Callable handlers (e.g. functions) are called with a first argument containing an Event instance and the remaining keyword arguments set as the event parameters.

For example, def my_ontap_handler(evt, *, obj, tap_count, **kwargs) or def my_ontap_handler(evt, obj=None, tap_count=None, **kwargs)

It’s recommended that a **kwargs parameter be included in the definition so that future expansion of event parameters do not cause the handler to fail.

Callable handlers may raise an events.StopProgation exception to prevent other handlers listening to the same event from being triggered.

asyncio.Future handlers are called with a result set to the event.

Parameters:
  • event (Event) – A subclass of Event (not an instance of that class)
  • f (callable) – A callable or asyncio.Future to execute when the event is received
Raises:

TypeError – An invalid event type was supplied

dispatch_event(event, **kw)

Dispatches a single event to registered handlers.

Not generally called from user-facing code.

Parameters:
  • event (Event) – An class or instance of Event
  • kw (dict) – If a class is passed to event, then the remaining keywords are passed to it to create an instance of the event.
Returns:

A asyncio.Task or asyncio.Future that will complete once all event handlers have been called.

Raises:

TypeError if an invalid event is supplied.

remove_event_handler(event, f)

Remove an event handler for this object.

Parameters:
Raises:

ValueError – No matching handler found.

wait_for(event_or_filter, timeout=30)

Waits for the specified event to be sent to the current object.

Parameters:
  • event_or_filter (Event) – Either a Event class or a Filter instance to wait to trigger
  • timeout – Maximum time to wait for the event. Pass None to wait indefinitely.
Returns:

The Event instance that was dispatched

Raises:

asyncio.TimeoutError

class cozmo.event.Filter(event, **filters)

Provides fine-grain filtering of events for dispatch.

See the ::func::filter_handler method for further details.

class cozmo.event.Handler

A Handler is returned by Dispatcher.add_event_handler()

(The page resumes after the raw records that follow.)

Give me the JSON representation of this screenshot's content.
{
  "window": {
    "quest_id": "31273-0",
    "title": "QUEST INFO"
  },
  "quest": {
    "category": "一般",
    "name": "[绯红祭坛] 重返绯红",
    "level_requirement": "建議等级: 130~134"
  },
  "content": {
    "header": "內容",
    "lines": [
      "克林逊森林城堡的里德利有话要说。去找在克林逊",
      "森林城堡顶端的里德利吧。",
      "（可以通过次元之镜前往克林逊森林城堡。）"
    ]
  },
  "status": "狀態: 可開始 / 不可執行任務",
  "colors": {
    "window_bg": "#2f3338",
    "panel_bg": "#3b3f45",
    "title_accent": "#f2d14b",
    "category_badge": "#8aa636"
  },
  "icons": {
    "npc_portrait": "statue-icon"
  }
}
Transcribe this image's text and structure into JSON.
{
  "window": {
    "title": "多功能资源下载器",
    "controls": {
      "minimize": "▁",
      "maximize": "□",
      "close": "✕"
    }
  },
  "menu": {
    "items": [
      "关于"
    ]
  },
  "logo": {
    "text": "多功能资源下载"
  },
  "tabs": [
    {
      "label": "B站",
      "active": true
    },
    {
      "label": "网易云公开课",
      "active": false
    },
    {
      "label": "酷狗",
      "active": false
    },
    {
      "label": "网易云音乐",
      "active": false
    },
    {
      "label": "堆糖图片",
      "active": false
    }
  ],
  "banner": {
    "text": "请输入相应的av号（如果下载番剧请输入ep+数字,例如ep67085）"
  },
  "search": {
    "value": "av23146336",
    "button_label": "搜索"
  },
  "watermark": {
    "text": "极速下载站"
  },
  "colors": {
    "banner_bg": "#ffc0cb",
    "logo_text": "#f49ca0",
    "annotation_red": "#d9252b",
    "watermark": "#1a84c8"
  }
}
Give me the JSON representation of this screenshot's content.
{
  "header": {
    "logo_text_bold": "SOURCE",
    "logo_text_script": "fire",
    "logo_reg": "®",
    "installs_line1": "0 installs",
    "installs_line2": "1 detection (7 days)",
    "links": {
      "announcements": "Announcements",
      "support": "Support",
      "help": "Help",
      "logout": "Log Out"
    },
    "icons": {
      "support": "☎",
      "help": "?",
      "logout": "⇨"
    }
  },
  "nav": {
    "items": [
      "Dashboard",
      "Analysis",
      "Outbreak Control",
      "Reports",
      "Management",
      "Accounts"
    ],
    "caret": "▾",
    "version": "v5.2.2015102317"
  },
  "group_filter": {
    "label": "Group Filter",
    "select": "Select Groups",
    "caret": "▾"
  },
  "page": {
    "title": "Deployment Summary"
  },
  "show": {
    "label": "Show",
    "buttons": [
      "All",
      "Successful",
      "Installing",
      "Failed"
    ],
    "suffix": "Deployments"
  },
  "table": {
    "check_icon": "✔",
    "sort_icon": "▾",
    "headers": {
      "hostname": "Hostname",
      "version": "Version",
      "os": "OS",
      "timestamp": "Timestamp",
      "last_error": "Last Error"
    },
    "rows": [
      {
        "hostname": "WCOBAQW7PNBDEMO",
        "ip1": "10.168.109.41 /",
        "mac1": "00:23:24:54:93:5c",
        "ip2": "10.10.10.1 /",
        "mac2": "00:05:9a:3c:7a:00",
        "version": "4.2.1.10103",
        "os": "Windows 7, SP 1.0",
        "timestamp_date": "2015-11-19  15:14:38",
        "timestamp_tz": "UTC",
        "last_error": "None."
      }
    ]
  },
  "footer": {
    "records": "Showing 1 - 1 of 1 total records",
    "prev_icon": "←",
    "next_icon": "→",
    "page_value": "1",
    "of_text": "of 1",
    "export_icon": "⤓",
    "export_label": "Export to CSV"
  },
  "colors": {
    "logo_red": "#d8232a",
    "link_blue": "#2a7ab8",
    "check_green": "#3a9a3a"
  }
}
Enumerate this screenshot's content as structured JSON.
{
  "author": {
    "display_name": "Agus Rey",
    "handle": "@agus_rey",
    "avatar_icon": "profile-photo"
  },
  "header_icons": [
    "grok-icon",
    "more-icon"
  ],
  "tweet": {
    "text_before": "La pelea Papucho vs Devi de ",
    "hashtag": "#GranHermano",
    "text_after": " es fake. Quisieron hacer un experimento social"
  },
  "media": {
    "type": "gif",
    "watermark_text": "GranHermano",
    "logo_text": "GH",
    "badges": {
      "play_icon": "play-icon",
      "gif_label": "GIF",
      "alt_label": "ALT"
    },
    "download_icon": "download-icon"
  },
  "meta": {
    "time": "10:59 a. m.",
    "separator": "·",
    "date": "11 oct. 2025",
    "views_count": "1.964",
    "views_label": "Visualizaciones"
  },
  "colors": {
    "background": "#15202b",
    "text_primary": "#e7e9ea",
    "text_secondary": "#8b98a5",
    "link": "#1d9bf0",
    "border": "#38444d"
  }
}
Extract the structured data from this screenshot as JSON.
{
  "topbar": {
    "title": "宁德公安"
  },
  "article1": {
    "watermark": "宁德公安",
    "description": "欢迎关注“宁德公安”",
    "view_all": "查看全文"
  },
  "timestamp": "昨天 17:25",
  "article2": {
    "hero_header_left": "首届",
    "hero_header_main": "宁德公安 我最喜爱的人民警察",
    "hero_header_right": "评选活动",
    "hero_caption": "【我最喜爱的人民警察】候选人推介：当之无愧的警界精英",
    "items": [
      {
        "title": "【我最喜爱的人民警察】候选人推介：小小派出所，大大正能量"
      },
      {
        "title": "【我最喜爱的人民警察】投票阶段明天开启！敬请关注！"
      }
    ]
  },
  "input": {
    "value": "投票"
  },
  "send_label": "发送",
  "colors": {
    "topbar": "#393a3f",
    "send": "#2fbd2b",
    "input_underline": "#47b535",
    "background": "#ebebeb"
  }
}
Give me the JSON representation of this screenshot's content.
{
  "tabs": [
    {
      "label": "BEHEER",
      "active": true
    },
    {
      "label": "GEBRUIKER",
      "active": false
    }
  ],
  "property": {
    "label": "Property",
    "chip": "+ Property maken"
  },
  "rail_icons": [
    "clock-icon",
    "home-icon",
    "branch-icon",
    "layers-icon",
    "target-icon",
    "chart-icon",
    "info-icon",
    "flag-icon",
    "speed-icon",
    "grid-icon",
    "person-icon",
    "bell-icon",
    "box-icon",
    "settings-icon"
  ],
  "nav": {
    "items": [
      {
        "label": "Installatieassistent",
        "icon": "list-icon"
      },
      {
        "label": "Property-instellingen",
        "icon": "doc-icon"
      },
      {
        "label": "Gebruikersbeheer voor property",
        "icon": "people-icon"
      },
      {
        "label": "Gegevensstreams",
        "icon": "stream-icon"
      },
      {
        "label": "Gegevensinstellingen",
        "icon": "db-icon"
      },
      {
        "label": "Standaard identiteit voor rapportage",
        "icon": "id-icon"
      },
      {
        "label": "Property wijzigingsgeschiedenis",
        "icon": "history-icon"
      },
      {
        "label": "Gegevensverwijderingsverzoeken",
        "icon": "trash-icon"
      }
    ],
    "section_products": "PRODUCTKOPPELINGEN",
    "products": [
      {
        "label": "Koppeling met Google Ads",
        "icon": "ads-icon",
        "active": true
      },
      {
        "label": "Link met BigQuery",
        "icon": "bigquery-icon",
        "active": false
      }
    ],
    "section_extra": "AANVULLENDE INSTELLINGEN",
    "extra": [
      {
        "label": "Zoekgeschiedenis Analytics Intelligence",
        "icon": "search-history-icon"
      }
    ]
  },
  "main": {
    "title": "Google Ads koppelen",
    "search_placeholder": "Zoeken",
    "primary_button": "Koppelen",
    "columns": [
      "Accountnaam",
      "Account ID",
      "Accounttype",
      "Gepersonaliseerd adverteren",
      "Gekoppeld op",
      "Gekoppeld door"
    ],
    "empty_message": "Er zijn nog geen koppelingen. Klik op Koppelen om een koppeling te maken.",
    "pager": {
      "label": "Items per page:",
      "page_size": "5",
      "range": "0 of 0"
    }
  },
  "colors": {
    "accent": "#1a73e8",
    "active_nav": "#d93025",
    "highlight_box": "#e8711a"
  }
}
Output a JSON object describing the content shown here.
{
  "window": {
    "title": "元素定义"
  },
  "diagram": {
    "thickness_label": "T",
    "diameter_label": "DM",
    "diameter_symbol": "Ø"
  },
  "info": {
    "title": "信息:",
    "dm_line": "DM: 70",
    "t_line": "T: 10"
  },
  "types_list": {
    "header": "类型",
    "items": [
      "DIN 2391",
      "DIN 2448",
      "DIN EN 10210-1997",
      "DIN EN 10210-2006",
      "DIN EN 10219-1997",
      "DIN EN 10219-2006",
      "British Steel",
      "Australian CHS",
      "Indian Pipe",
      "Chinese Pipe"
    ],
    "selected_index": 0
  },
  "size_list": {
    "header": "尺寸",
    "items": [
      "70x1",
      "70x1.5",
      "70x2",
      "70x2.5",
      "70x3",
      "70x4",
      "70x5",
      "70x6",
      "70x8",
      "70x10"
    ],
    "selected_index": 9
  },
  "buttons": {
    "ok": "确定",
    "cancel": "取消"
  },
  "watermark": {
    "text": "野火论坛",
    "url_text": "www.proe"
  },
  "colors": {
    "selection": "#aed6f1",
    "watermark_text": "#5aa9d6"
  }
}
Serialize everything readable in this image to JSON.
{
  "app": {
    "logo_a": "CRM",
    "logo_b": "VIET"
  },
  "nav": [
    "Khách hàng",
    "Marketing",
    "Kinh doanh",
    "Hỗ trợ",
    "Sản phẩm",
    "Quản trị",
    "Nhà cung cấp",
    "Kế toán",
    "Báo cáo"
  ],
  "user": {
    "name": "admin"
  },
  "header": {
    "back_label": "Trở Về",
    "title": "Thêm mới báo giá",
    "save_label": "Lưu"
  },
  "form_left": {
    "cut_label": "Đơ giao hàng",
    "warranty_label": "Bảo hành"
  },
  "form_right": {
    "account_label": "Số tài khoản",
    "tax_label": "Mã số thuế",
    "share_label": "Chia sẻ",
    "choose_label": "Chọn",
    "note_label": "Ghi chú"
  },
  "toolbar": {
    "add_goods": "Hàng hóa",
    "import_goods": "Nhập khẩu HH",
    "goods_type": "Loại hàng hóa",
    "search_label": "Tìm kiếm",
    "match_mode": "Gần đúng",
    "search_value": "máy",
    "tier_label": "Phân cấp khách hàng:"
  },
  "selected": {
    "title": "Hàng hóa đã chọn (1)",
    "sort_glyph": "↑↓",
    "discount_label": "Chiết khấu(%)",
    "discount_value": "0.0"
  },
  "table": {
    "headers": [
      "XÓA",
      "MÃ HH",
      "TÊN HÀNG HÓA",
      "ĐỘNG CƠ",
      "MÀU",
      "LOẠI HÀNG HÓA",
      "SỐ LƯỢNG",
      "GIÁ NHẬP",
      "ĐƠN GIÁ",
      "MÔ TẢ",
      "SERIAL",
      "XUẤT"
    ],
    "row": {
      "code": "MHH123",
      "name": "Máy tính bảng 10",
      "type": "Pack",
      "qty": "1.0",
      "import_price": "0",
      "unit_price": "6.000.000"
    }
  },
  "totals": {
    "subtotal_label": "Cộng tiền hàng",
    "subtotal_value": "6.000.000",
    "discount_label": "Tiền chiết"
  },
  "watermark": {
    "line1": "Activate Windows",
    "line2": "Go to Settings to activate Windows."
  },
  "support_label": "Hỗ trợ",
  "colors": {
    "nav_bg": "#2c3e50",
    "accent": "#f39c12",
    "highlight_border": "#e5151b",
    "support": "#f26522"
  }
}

The handler can be disabled at any time by calling its disable() method.

disable()

Removes the handler from the object it was originally registered with.

oneshot

True if the wrapped handler function will only be called once.

Type:bool
cozmo.event.oneshot(f)

Event handler decorator; causes the handler to only be dispatched to once.

cozmo.event.filter_handler(event, **filters)

Decorates a handler function or Future to only be called if a filter is matched.

A handler may apply multiple separate filters; the handlers will be called if any of those filters matches.

For example:

# Handle only if the anim_majorwin animation completed
@filter_handler(cozmo.anim.EvtAnimationCompleted, animation_name="anim_majorwin")

# Handle only when the observed object is a LightCube
@filter_handler(cozmo.objects.EvtObjectObserved, obj=lambda obj: isinstance(cozmo.objects.LightCube))
Parameters:
  • event (Event) – The event class to match on
  • filters (dict) – Zero or more event parameters to filter on. Values may be either strings for exact matches, or functions which accept the value as the first argument and return a bool indicating whether the value passes the filter.
cozmo.event.wait_for_first(*futures, discard_remaining=True, loop=None)

Wait the first of a set of futures to complete.

Eg:

event = cozmo.event.wait_for_first(
    coz.world.wait_for_new_cube(),
    playing_anim.wait_for(cozmo.anim.EvtAnimationCompleted)
)

If more than one completes during a single event loop run, then if any of those results are not exception, one of them will be selected (at random, as determined by set.pop) to be returned, else one of the result exceptions will be raised instead.

Parameters:
  • futures (list of asyncio.Future) – The futures or coroutines to wait on.
  • discard_remaining (bool) – Cancel or discard the results of the futures that did not return first.
  • loop (asyncio.BaseEventLoop) – The event loop to wait on.